Compensation of victims of wildlife conflict begins October

Elephants in Murchison (Kabaleega) Falls National Park.

The Wildlife Fund will be operationalised by October 1, 2022, to commence compensation of victims of human-wildlife conflict, confirms Tourism, Wildlife and Antiquities Minister, Col (Rtd) Tom Butime.

This was revealed during a plenary sitting chaired by Deputy Speaker, Mr Thomas Tayebwa, on Wednesday, 24 August 2022, when the minister was responding to a matter raised by Namayingo County South Member of Parliament, Mr Michael Wanyama.

The MP raised the matter on August 11, 2022, when he said hippopotami were destroying crops in Namayingo district and the attendant risk of food insecurity in affected communities.

Col Butime said the Uganda Wildlife Compensation Scheme Regulations 2022 No.64 and the Uganda Wildlife Revenue Sharing Regulations 2022 No.65 were gazetted on August 5, 2022, to give force to the compensation scheme.

The scheme provides for compensation claims for human death, injuries or damage to property caused by a wild animal outside a protected area, as provided under Section 83 of the Uganda Wildlife Act, 2019.

The minister said that since the enactment of the Act, Uganda Wildlife Authority has put aside 2 percent of its revenue that constitutes part of the funds to support the scheme.

“These funds have to date, accumulated to over Shs900m. Other sources of funds to this scheme include appropriation by Parliament which we are yet to benefit from,” Mr Butime said.
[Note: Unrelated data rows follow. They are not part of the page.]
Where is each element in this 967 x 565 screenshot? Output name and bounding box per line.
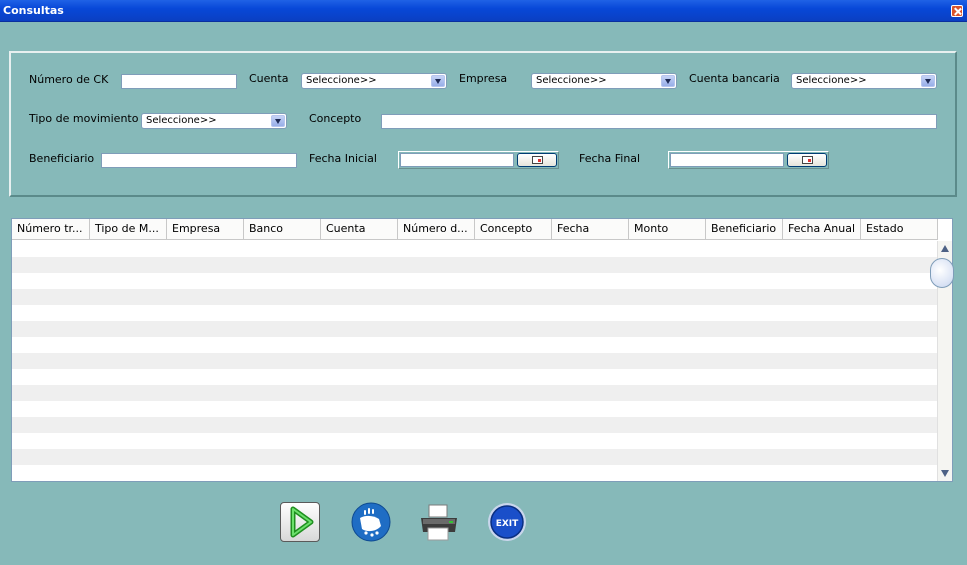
beneficiario-label: Beneficiario bbox=[29, 152, 95, 165]
title-bar: Consultas bbox=[0, 0, 967, 22]
chevron-down-icon[interactable] bbox=[661, 75, 675, 87]
table-row[interactable] bbox=[12, 401, 938, 417]
table-header: Número tr... Tipo de M... Empresa Banco … bbox=[12, 219, 938, 240]
window-title: Consultas bbox=[3, 4, 64, 17]
close-icon[interactable] bbox=[951, 5, 963, 17]
print-button[interactable] bbox=[418, 502, 458, 542]
fecha-final-picker bbox=[668, 151, 829, 169]
table-row[interactable] bbox=[12, 449, 938, 465]
table-row[interactable] bbox=[12, 433, 938, 449]
column-header[interactable]: Concepto bbox=[475, 219, 552, 240]
concepto-input[interactable] bbox=[381, 114, 937, 129]
table-row[interactable] bbox=[12, 289, 938, 305]
column-header[interactable]: Estado bbox=[861, 219, 938, 240]
table-row[interactable] bbox=[12, 273, 938, 289]
column-header[interactable]: Empresa bbox=[167, 219, 244, 240]
empresa-select[interactable]: Seleccione>> bbox=[531, 73, 677, 89]
column-header[interactable]: Fecha Anual bbox=[783, 219, 861, 240]
column-header[interactable]: Número tr... bbox=[12, 219, 90, 240]
exit-label: EXIT bbox=[496, 519, 519, 529]
chevron-down-icon[interactable] bbox=[271, 115, 285, 127]
table-row[interactable] bbox=[12, 465, 938, 481]
printer-icon bbox=[421, 504, 457, 541]
cuenta-select[interactable]: Seleccione>> bbox=[301, 73, 447, 89]
fecha-inicial-calendar-button[interactable] bbox=[517, 153, 557, 167]
scroll-down-icon[interactable] bbox=[941, 470, 949, 477]
table-row[interactable] bbox=[12, 305, 938, 321]
table-body bbox=[12, 241, 938, 481]
calendar-icon bbox=[532, 156, 543, 164]
scroll-thumb[interactable] bbox=[930, 258, 954, 288]
beneficiario-input[interactable] bbox=[101, 153, 297, 168]
wash-hands-icon bbox=[351, 502, 391, 542]
table-row[interactable] bbox=[12, 369, 938, 385]
fecha-inicial-label: Fecha Inicial bbox=[309, 152, 377, 165]
table-row[interactable] bbox=[12, 353, 938, 369]
fecha-inicial-picker bbox=[398, 151, 559, 169]
column-header[interactable]: Monto bbox=[629, 219, 706, 240]
play-arrow-icon bbox=[290, 506, 314, 538]
cuenta-bancaria-label: Cuenta bancaria bbox=[689, 72, 780, 85]
numero-ck-label: Número de CK bbox=[29, 73, 109, 86]
tipo-movimiento-label: Tipo de movimiento bbox=[29, 112, 139, 125]
numero-ck-input[interactable] bbox=[121, 74, 237, 89]
exit-button[interactable]: EXIT bbox=[487, 502, 527, 542]
cuenta-select-value: Seleccione>> bbox=[306, 75, 377, 86]
column-header[interactable]: Tipo de M... bbox=[90, 219, 167, 240]
tipo-movimiento-select-value: Seleccione>> bbox=[146, 115, 217, 126]
table-row[interactable] bbox=[12, 321, 938, 337]
column-header[interactable]: Número d... bbox=[398, 219, 475, 240]
scroll-up-icon[interactable] bbox=[941, 245, 949, 252]
fecha-final-calendar-button[interactable] bbox=[787, 153, 827, 167]
fecha-inicial-input[interactable] bbox=[400, 153, 514, 167]
fecha-final-input[interactable] bbox=[670, 153, 784, 167]
empresa-select-value: Seleccione>> bbox=[536, 75, 607, 86]
vertical-scrollbar[interactable] bbox=[930, 241, 954, 481]
empresa-label: Empresa bbox=[459, 72, 508, 85]
column-header[interactable]: Cuenta bbox=[321, 219, 398, 240]
calendar-icon bbox=[802, 156, 813, 164]
table-row[interactable] bbox=[12, 385, 938, 401]
exit-icon: EXIT bbox=[488, 503, 526, 541]
tipo-movimiento-select[interactable]: Seleccione>> bbox=[141, 113, 287, 129]
fecha-final-label: Fecha Final bbox=[579, 152, 641, 165]
column-header[interactable]: Fecha bbox=[552, 219, 629, 240]
concepto-label: Concepto bbox=[309, 112, 362, 125]
table-row[interactable] bbox=[12, 257, 938, 273]
table-row[interactable] bbox=[12, 337, 938, 353]
cuenta-label: Cuenta bbox=[249, 72, 289, 85]
column-header[interactable]: Beneficiario bbox=[706, 219, 783, 240]
table-row[interactable] bbox=[12, 417, 938, 433]
run-query-button[interactable] bbox=[280, 502, 320, 542]
clear-filters-button[interactable] bbox=[351, 502, 391, 542]
cuenta-bancaria-select-value: Seleccione>> bbox=[796, 75, 867, 86]
column-header[interactable]: Banco bbox=[244, 219, 321, 240]
table-row[interactable] bbox=[12, 241, 938, 257]
chevron-down-icon[interactable] bbox=[431, 75, 445, 87]
results-table: Número tr... Tipo de M... Empresa Banco … bbox=[11, 218, 954, 482]
chevron-down-icon[interactable] bbox=[921, 75, 935, 87]
cuenta-bancaria-select[interactable]: Seleccione>> bbox=[791, 73, 937, 89]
He also told the House that the Wildlife Compensation Verification Committee responsible for verification of claims has been fully constituted and will commence work soon.
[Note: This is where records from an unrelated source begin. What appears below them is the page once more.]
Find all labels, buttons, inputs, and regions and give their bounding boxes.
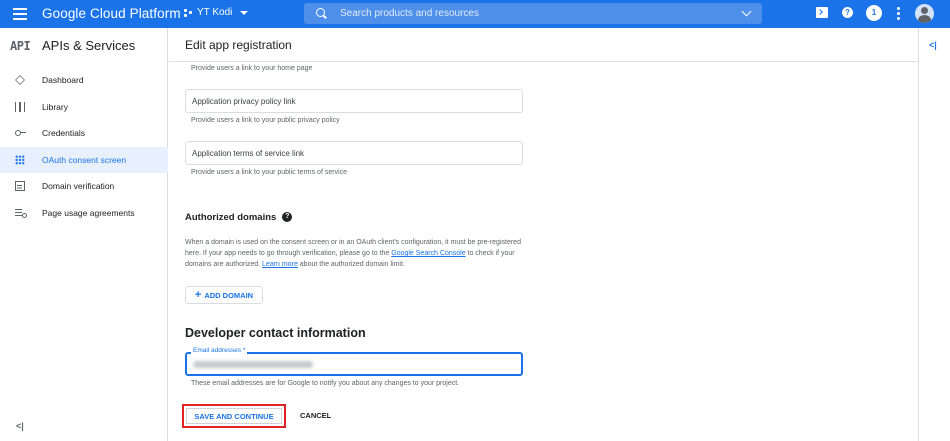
page-usage-icon xyxy=(15,208,27,218)
collapse-sidebar-icon[interactable]: <| xyxy=(16,421,24,431)
expand-panel-icon[interactable]: <| xyxy=(929,40,937,50)
authorized-domains-heading: Authorized domains? xyxy=(185,212,293,223)
search-icon xyxy=(316,8,325,17)
authorized-domains-description: When a domain is used on the consent scr… xyxy=(185,237,525,270)
help-icon[interactable]: ? xyxy=(842,7,853,18)
help-circle-icon[interactable]: ? xyxy=(282,212,293,223)
privacy-helper-text: Provide users a link to your public priv… xyxy=(191,117,340,124)
search-bar[interactable]: Search products and resources xyxy=(304,3,762,24)
redacted-email-value xyxy=(193,361,313,368)
email-field-label: Email addresses * xyxy=(191,347,248,354)
oauth-icon xyxy=(15,154,25,165)
menu-icon[interactable] xyxy=(13,8,27,20)
dashboard-icon xyxy=(15,75,25,85)
more-vert-icon[interactable] xyxy=(897,7,900,20)
sidebar-item-label: Page usage agreements xyxy=(42,207,135,218)
email-addresses-field[interactable]: Email addresses * xyxy=(185,347,523,376)
privacy-policy-field[interactable]: Application privacy policy link xyxy=(185,89,523,113)
sidebar: API APIs & Services Dashboard Library Cr… xyxy=(0,28,168,441)
sidebar-item-oauth-consent-screen[interactable]: OAuth consent screen xyxy=(0,146,168,173)
sidebar-item-credentials[interactable]: Credentials xyxy=(0,120,168,147)
sidebar-title: APIs & Services xyxy=(42,38,136,53)
terms-placeholder: Application terms of service link xyxy=(192,149,305,158)
right-info-panel: <| xyxy=(918,28,950,441)
cancel-button[interactable]: CANCEL xyxy=(300,411,331,420)
project-selector[interactable]: YT Kodi xyxy=(184,7,249,18)
sidebar-item-page-usage-agreements[interactable]: Page usage agreements xyxy=(0,200,168,227)
api-logo: API xyxy=(10,39,31,53)
email-helper-text: These email addresses are for Google to … xyxy=(191,380,460,387)
learn-more-link[interactable]: Learn more xyxy=(262,261,298,268)
main-content: Edit app registration Provide users a li… xyxy=(169,28,918,441)
sidebar-item-library[interactable]: Library xyxy=(0,94,168,121)
project-name: YT Kodi xyxy=(197,7,233,18)
homepage-helper-text: Provide users a link to your home page xyxy=(191,65,313,72)
sidebar-item-label: OAuth consent screen xyxy=(42,154,127,165)
page-header: Edit app registration xyxy=(169,28,918,62)
terms-helper-text: Provide users a link to your public term… xyxy=(191,169,348,176)
brand-title[interactable]: Google Cloud Platform xyxy=(42,6,181,21)
domain-icon xyxy=(15,181,25,191)
privacy-policy-placeholder: Application privacy policy link xyxy=(192,97,296,106)
sidebar-nav: Dashboard Library Credentials OAuth cons… xyxy=(0,67,168,226)
key-icon xyxy=(15,128,26,138)
notifications-badge[interactable]: 1 xyxy=(866,5,882,21)
chevron-down-icon[interactable] xyxy=(741,6,752,17)
plus-icon: + xyxy=(194,289,202,301)
caret-down-icon xyxy=(240,10,249,15)
top-app-bar: Google Cloud Platform YT Kodi Search pro… xyxy=(0,0,950,28)
search-placeholder: Search products and resources xyxy=(340,8,479,19)
save-and-continue-button[interactable]: SAVE AND CONTINUE xyxy=(186,408,282,424)
sidebar-item-label: Library xyxy=(42,101,68,112)
avatar[interactable] xyxy=(915,4,934,23)
terms-of-service-field[interactable]: Application terms of service link xyxy=(185,141,523,165)
sidebar-item-label: Credentials xyxy=(42,128,85,139)
google-search-console-link[interactable]: Google Search Console xyxy=(391,250,465,257)
project-icon xyxy=(184,8,192,17)
description-text: about the authorized domain limit. xyxy=(297,261,405,268)
library-icon xyxy=(15,101,25,112)
authorized-domains-title: Authorized domains xyxy=(185,212,277,223)
sidebar-item-label: Dashboard xyxy=(42,75,84,86)
sidebar-item-domain-verification[interactable]: Domain verification xyxy=(0,173,168,200)
sidebar-item-label: Domain verification xyxy=(42,181,115,192)
add-domain-button[interactable]: + ADD DOMAIN xyxy=(185,286,263,304)
sidebar-item-dashboard[interactable]: Dashboard xyxy=(0,67,168,94)
developer-contact-heading: Developer contact information xyxy=(185,326,366,340)
page-title: Edit app registration xyxy=(185,38,292,52)
add-domain-label: ADD DOMAIN xyxy=(204,290,254,300)
cloud-shell-icon[interactable] xyxy=(816,7,828,18)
The minister attributed cases of human-wildlife conflict to human encroachment on land formerly halting wildlife, for purposes of agricultural expansion saying this has displaced many animal species.
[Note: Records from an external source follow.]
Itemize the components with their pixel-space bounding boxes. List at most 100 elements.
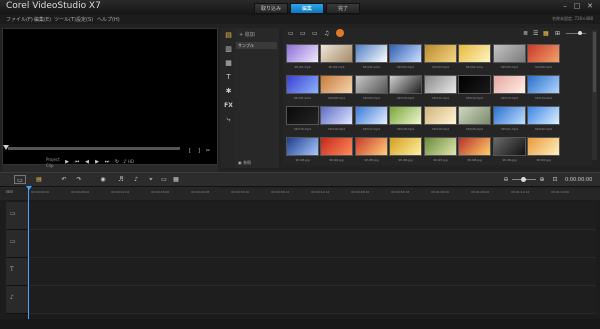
zoom-in-icon[interactable]: ⊕ (536, 175, 548, 184)
subtitle-icon[interactable]: ▭ (158, 175, 170, 184)
timeline-track[interactable] (28, 230, 596, 258)
online-icon[interactable] (336, 29, 344, 37)
timeline-view-icon[interactable]: ▤ (33, 175, 45, 184)
library-thumbnail[interactable] (493, 44, 526, 63)
timeline-track[interactable] (28, 202, 596, 230)
auto-music-icon[interactable]: ♪ (130, 175, 142, 184)
tab-capture[interactable]: 取り込み (254, 3, 288, 14)
library-thumbnail[interactable] (424, 106, 457, 125)
thumb-view-icon[interactable]: ▦ (543, 30, 549, 37)
playhead[interactable] (28, 187, 29, 320)
fit-project-icon[interactable]: ⊡ (549, 175, 561, 184)
instant-project-icon[interactable]: ▥ (223, 44, 234, 55)
library-thumbnail[interactable] (424, 44, 457, 63)
library-thumbnail[interactable] (389, 106, 422, 125)
home-icon[interactable]: ⏮ (73, 158, 81, 166)
timeline-ruler[interactable] (0, 188, 600, 200)
timeline-timecode[interactable]: 0:00:00:00 (565, 177, 592, 183)
mode-project-label[interactable]: Project (46, 157, 60, 162)
track-header[interactable]: ▭ (6, 202, 28, 230)
library-thumbnail[interactable] (424, 137, 457, 156)
library-thumbnail[interactable] (320, 44, 353, 63)
library-thumbnail[interactable] (527, 137, 560, 156)
library-thumbnail[interactable] (493, 137, 526, 156)
library-thumbnail[interactable] (286, 75, 319, 94)
menu-file[interactable]: ファイル(F) (6, 16, 33, 23)
photo-filter-icon[interactable]: ▭ (312, 30, 318, 37)
transition-icon[interactable]: ▦ (223, 58, 234, 69)
repeat-icon[interactable]: ↻ (113, 158, 121, 166)
next-frame-icon[interactable]: ▶ (93, 158, 101, 166)
mark-out-icon[interactable]: ] (195, 147, 203, 155)
media-icon[interactable]: ▤ (223, 30, 234, 41)
hd-badge[interactable]: HD (128, 159, 134, 164)
split-icon[interactable]: ✂ (204, 147, 212, 155)
library-scroll-thumb[interactable] (593, 32, 596, 92)
audio-filter-icon[interactable]: ♫ (324, 30, 329, 37)
minimize-icon[interactable]: – (560, 2, 570, 11)
thumb-size-slider[interactable] (566, 33, 586, 34)
maximize-icon[interactable]: □ (572, 2, 582, 11)
end-icon[interactable]: ⏭ (103, 158, 111, 166)
library-thumbnail[interactable] (389, 137, 422, 156)
library-thumbnail[interactable] (493, 106, 526, 125)
mode-clip-label[interactable]: Clip (46, 163, 54, 168)
scrubber-handle[interactable] (3, 145, 9, 150)
timeline-track[interactable] (28, 258, 596, 286)
library-thumbnail[interactable] (320, 75, 353, 94)
zoom-out-icon[interactable]: ⊖ (500, 175, 512, 184)
library-thumbnail[interactable] (355, 75, 388, 94)
library-thumbnail[interactable] (527, 44, 560, 63)
redo-icon[interactable]: ↷ (73, 175, 85, 184)
thumb-size-knob[interactable] (578, 31, 582, 35)
track-header[interactable]: T (6, 258, 28, 286)
folder-icon[interactable]: ▭ (288, 30, 294, 37)
library-thumbnail[interactable] (493, 75, 526, 94)
fx-icon[interactable]: FX (223, 100, 234, 111)
sound-mixer-icon[interactable]: ♬ (115, 175, 127, 184)
scrubber-track[interactable] (8, 147, 180, 150)
library-thumbnail[interactable] (355, 44, 388, 63)
menu-edit[interactable]: 編集(E) (34, 16, 51, 23)
record-capture-icon[interactable]: ◉ (97, 175, 109, 184)
library-thumbnail[interactable] (424, 75, 457, 94)
storyboard-view-icon[interactable]: ▭ (14, 175, 26, 184)
close-icon[interactable]: ✕ (585, 2, 595, 11)
browse-button[interactable]: ▣ 参照 (238, 160, 251, 166)
track-header[interactable]: ♪ (6, 286, 28, 314)
library-thumbnail[interactable] (286, 137, 319, 156)
menu-tools[interactable]: ツール(T) (54, 16, 76, 23)
undo-icon[interactable]: ↶ (58, 175, 70, 184)
library-thumbnail[interactable] (286, 106, 319, 125)
timeline-track[interactable] (28, 286, 596, 314)
library-thumbnail[interactable] (355, 106, 388, 125)
title-icon[interactable]: T (223, 72, 234, 83)
zoom-knob[interactable] (521, 177, 526, 182)
library-thumbnail[interactable] (286, 44, 319, 63)
list-view-icon[interactable]: ≣ (523, 30, 528, 37)
library-thumbnail[interactable] (320, 137, 353, 156)
library-thumbnail[interactable] (355, 137, 388, 156)
library-thumbnail[interactable] (458, 75, 491, 94)
library-thumbnail[interactable] (458, 44, 491, 63)
library-thumbnail[interactable] (527, 75, 560, 94)
sort-icon[interactable]: ☰ (533, 30, 538, 37)
tab-edit[interactable]: 編集 (290, 3, 324, 14)
prev-frame-icon[interactable]: ◀ (83, 158, 91, 166)
play-icon[interactable]: ▶ (63, 158, 71, 166)
add-folder-button[interactable]: + 追加 (239, 31, 255, 38)
path-icon[interactable]: ⤷ (223, 114, 234, 125)
library-thumbnail[interactable] (389, 75, 422, 94)
motion-track-icon[interactable]: ⌖ (145, 175, 157, 184)
menu-help[interactable]: ヘルプ(H) (97, 16, 120, 23)
playhead-marker[interactable] (26, 186, 32, 190)
multicam-icon[interactable]: ▦ (170, 175, 182, 184)
video-filter-icon[interactable]: ▭ (300, 30, 306, 37)
menu-settings[interactable]: 設定(S) (76, 16, 93, 23)
graphics-icon[interactable]: ✱ (223, 86, 234, 97)
library-thumbnail[interactable] (527, 106, 560, 125)
library-thumbnail[interactable] (389, 44, 422, 63)
mark-in-icon[interactable]: [ (186, 147, 194, 155)
library-thumbnail[interactable] (320, 106, 353, 125)
track-manager-icon[interactable]: ⊟⊟ (6, 189, 13, 194)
He cited crocodiles and hippopotami as the species with the highest incidences of human-wildlife conflicts due to over-fishing and opening up of wetlands for farming purposes.

“Uganda Wildlife Authority created a human-wildlife conflict response unit that has been trained in the capture and translocation of problem crocodiles. In Namayingo, a total of 10 problem crocodiles have been moved from Lugaga, Bumeru, Dolwe and Malongo,” Mr Butime disclosed.

Mr Butime added that there are five crocodile-safe cages in Mwango 1, Butanira A, Butanira B, Mwagonda and Dolwe Island in Namayingo district to provide safe water points for community members.

However, the recent rising levels of Lake Victoria have affected the effectiveness of the cages which have been flooded.

The Bugiri District Woman MP, Ms Agnes Taaka, tasked the minister to generate a list of persons affected by human-wildlife conflict who will benefit from the compensation scheme.

“Those who are to benefit should be known. Otherwise, after the fund is operationalised, it might end up benefitting other communities who are not affected,” Ms Taaka said.

The Kanungu District Woman MP, Ms Patience Kinshaba, raised concerns about problem elephants from Queen Elizabeth National Park that vandalise food crops of locals in the neighbouring areas.

“I understand that there is a procurement process to fence the national park. The concerned ministry should expedite this process. I also pray that the affected people are provided with food items,” Ms Kinshaba said.

Ms Cecilia Ogwal, the Dokolo District Woman MP, urged government to engage in high level sensitisation of communities on how to live alongside the wildlife.

“We should invest in community protection and sustainability, as well as fencing, so that we can have preventive measures in place,” she said.